L'économie souterraine en Italie (travail au noir, activités mafieuses ou locations immobilières au noir) représentait en 2011 l'équivalent d'environ 35% du produit intérieur brut (PIB) soit quelque 540 milliards d'euros, a indiqué jeudi dans une étude l'institut Eurispes.[AFP/Archives]

L'économie souterraine en Italie (travail au noir, activités mafieuses ou locations immobilières au noir) représentait en 2011 l'équivalent d'environ 35% du produit intérieur brut (PIB) soit quelque 540 milliards d'euros, a indiqué jeudi dans une étude l'institut Eurispes.

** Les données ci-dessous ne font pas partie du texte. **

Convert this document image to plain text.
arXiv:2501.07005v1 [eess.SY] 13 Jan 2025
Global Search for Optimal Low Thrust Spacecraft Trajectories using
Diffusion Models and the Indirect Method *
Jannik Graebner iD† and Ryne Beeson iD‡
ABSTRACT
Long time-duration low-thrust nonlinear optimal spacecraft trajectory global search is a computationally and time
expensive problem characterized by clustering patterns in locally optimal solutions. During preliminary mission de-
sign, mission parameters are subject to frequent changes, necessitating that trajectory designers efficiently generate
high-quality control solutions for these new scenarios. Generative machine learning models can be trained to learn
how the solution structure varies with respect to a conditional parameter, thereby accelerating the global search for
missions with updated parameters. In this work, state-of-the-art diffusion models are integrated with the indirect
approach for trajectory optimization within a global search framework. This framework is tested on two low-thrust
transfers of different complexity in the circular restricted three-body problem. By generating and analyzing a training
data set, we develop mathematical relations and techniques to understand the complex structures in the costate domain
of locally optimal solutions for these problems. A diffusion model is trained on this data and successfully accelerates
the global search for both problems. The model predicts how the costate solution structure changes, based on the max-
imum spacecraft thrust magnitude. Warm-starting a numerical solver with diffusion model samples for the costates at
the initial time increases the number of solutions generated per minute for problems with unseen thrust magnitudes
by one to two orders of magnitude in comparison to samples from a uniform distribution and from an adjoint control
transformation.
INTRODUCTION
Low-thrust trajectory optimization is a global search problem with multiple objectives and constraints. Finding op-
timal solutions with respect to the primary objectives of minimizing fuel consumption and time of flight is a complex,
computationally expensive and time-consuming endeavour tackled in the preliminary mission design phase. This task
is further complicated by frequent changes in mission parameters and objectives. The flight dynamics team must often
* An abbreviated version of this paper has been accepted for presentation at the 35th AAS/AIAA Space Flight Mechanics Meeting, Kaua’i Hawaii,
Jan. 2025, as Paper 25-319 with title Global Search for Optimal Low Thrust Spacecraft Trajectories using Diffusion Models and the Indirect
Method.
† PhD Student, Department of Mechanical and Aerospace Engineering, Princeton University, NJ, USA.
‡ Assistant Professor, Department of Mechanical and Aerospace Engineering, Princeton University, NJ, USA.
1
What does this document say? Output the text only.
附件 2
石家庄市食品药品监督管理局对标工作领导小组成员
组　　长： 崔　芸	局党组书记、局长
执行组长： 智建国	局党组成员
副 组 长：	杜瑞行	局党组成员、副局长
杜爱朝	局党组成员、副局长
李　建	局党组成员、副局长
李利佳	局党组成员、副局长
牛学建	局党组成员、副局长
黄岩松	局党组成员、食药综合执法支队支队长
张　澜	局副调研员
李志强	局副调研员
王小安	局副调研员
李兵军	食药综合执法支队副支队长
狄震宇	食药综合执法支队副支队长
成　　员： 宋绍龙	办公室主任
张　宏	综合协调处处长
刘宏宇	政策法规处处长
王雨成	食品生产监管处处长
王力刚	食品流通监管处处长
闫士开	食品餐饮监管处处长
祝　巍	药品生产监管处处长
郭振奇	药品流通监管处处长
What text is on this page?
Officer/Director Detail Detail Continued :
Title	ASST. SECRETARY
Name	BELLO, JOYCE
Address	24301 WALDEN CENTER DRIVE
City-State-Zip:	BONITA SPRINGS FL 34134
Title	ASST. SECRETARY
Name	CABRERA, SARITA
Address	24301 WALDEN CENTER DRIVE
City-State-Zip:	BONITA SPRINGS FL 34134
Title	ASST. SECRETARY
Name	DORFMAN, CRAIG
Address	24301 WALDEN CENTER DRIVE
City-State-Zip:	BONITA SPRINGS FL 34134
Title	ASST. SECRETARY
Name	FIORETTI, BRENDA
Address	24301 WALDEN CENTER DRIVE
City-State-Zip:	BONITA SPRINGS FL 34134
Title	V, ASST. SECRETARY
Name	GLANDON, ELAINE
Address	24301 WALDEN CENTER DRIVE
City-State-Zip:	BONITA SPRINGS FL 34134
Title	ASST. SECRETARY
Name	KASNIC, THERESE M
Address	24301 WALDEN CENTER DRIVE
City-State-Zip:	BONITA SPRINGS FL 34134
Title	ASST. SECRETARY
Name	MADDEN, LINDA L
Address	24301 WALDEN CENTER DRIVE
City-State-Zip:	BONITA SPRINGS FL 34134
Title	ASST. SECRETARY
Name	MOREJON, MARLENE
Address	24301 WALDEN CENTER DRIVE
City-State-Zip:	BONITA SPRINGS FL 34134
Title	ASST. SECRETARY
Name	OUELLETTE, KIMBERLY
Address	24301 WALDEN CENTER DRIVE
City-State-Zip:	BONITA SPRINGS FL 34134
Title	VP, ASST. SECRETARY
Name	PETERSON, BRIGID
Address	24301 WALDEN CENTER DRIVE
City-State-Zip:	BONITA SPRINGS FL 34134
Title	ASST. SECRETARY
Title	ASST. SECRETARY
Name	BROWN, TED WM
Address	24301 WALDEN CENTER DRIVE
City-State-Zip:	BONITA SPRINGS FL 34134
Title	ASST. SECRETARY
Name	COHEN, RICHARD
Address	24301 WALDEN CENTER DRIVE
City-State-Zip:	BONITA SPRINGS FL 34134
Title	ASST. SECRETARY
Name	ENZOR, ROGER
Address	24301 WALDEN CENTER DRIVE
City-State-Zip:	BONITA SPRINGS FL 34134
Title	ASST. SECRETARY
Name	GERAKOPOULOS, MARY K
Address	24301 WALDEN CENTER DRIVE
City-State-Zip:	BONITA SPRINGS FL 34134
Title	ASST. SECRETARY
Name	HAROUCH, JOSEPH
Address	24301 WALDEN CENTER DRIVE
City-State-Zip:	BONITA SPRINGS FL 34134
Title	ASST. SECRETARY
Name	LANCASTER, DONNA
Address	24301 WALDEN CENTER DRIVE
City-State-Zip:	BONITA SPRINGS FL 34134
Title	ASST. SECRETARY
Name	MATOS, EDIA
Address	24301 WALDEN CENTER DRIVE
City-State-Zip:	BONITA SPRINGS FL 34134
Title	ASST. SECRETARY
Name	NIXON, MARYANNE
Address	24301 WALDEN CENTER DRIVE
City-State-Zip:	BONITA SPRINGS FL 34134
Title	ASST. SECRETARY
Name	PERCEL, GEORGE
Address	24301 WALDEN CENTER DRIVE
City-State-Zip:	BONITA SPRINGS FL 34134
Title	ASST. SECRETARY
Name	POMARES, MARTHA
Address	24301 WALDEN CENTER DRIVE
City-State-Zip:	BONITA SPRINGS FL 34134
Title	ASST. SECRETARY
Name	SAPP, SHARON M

L'économie souterraine italienne "représente la somme des PIB de la Finlande, du Portugal, de la Roumanie et de la Hongrie", déplore l'Eurispes. L'institut précise qu'en 2010 l'économie illégale avait représenté environ 529 milliards d'euros.

Eurispes précise que ses chiffres ont été obtenus sur la base des données fournies par la police financière italienne après des contrôles sur 700.000 entreprises et qui ont révélé des évasions fiscales de l'ordre de 27 milliards d'euros.

L'institut estime également que près de six millions de personnes, soit 35% environ des travailleurs employés, sont obligées de trouver un second travail pour boucler les fins de mois.

Environ 500.000 familles ont par ailleurs des difficultés à rembourser leurs prêts immobiliers, ajoute Eurispes.

"Il y a en Italie une concurrence déloyale entre ceux qui respectent la loi et les autres", a commenté Maurizio Zipponi, un responsable du parti Italie des Valeurs (IDV, opposition).

M. Zipponi a invité le chef du gouvernement Mario Monti à intervenir "d'une main lourde et déterminée contre l'évasion, la corruption et la concurrence déloyale entre les entreprises".

"C'est la seule manière de relancer l'économie et d'éviter le drame du chômage", a ajouté M. Zipponi.

Le gouvernement de M. Monti a fait de la lutte contre l'évasion fiscale et l'économie souterraine une de ses priorités, provoquant la grogne de nombreux commerçants en Italie.